After using part of the data for Bert.ner.manual for the first time, a preliminary bert model was formed through training. Then I used the preliminary model to carry out correct operation, but the data of this operation did not contain the unique data form of bert such as [CLS]. Then I merged the corrected data into the first annotated data for continuous iterative training. Therefore, only a small part of my existing annotated data conforms to the form of ([CLS] sentence, and the rest are ordinary data. Is there any impact on such processing?

  • The figure above is standard bert data
  • The figure above is the extended data after continuous model iteration

hi @luoshengmen98,

Thanks for your question and welcome to the Prodigy community :wave:

It sounds like you may have misaligned tokenization, i.e., inconsistent tokenization. Likely your model had a different tokenization than your annotations, which used Prodigy's bert.ner.manual.

If that's the case, you may want to add tokenization to your input (source) file using the "tokens" key, and then Prodigy will use use that tokenization.

The docs explain this and the impact of misaligned tokenization:

Pre-tokenizing the text for the manual interfaces allows more efficient annotation, because the selection can “snap” to the token boundaries and doesn’t require pixel-perfect highlighting. You can try it out in the live demo – even if you only select parts of a word, the word is still locked in as an entity. (Pro tip: For single-token entities, you can even double-click on the word!)

Surfacing the tokenization like this also lets you spot potential problems early: if your text isn’t tokenized correctly and you’re updating your model with token-based annotations, it may never actually learn anything meaningful because it’ll never actually produce tokens consistent with the annotations.

If you’re using your own model and tokenization, you can pass in data with a "tokens" property in Prodigy’s format instead of using spaCy to tokenize. Prodigy will respect those tokens and split up the text accordingly. If you do want to use spaCy to train your final model, you can modify the tokenization rules to match your annotations or set skip=True in the add_tokens preprocessor to just ignore the mismatches.

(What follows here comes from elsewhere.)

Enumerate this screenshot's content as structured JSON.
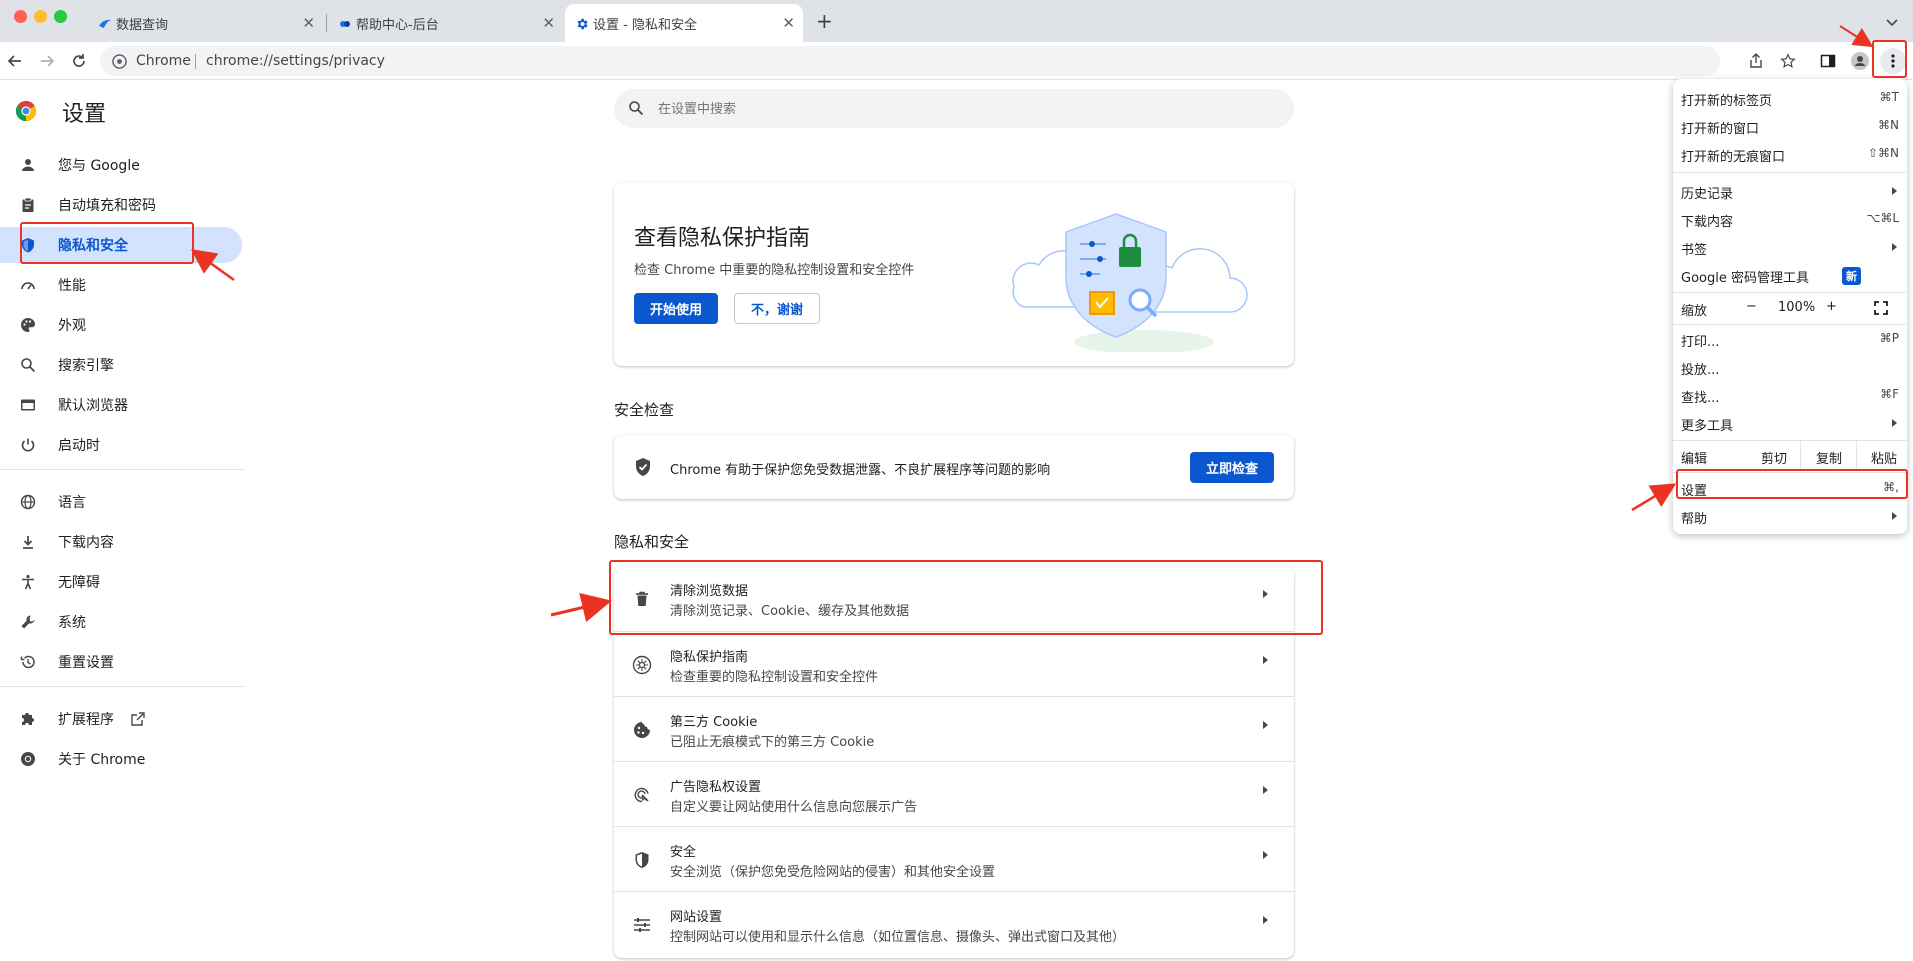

How did you do your training? Can you provide code and the setup steps?

Per the docs, this shouldn't be an issue if you train with spaCy (e.g., spacy train).

spaCy v3 lets you train a transformer-based pipeline and will take care of all tokenization alignment under the hood, to ensure that the subword tokens match to the linguistic tokenization. You can use data-to-spacy to export your annotations and train with spaCy v3 and a transformer-based config directly, or run train and provide the config via the --config argument.

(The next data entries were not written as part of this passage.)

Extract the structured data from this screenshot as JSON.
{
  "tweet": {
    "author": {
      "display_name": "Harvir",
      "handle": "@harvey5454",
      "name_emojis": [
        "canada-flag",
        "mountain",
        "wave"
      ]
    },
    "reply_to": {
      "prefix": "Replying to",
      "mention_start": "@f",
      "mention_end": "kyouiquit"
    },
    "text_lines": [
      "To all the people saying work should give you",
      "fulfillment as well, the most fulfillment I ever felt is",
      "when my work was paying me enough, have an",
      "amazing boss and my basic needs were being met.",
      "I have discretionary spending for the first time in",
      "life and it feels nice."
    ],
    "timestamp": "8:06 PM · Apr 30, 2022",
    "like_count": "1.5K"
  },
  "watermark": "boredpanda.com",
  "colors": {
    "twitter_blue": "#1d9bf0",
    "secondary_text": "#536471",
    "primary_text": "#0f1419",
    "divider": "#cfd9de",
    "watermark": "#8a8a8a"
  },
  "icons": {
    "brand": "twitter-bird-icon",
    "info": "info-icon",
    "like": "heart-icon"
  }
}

However, if you trained with non-spaCy, you may have misaligned tokenization, which would explain the differences you're seeing.

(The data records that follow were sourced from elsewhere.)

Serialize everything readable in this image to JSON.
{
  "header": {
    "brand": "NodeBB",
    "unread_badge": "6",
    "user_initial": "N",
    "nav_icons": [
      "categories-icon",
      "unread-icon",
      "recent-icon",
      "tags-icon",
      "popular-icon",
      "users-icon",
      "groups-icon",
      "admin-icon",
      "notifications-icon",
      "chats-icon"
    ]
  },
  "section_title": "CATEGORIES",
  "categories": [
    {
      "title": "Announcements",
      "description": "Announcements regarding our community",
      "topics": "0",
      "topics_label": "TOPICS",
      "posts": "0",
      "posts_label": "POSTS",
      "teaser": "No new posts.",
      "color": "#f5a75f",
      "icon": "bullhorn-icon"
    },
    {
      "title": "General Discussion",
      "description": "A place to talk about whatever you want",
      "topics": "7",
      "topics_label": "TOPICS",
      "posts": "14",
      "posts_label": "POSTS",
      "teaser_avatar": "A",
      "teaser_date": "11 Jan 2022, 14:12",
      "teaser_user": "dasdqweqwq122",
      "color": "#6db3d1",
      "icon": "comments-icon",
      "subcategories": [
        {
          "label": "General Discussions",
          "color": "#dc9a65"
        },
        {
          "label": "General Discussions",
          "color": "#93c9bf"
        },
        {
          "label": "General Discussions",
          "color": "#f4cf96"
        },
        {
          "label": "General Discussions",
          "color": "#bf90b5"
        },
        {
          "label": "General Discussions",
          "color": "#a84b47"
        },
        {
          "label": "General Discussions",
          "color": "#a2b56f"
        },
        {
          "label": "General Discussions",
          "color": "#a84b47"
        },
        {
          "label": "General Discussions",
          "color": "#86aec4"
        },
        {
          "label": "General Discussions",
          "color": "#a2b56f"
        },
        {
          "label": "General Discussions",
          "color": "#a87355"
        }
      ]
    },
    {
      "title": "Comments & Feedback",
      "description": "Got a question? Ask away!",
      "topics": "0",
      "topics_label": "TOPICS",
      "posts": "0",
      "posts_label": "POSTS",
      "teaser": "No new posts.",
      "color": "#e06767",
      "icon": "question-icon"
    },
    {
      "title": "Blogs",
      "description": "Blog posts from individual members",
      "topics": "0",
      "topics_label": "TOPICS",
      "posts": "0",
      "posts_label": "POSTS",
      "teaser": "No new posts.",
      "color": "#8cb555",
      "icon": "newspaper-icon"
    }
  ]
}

If you want to use spaCy for training, here's a great post:

Also - if you have future examples, can you post examples using Markdown instead of posting images? Images can't be searched/indexed, and all we'd need is one example. It was a bit hard to compare the two examples you had by image. But thanks for the details!

Thank you very much for your reply! May I ask if part of the training label data is in the form of bert model, and the rest is in the form of label data without [CLS]. Is it ok to use bert model for training through the data-to-spacy process you described above?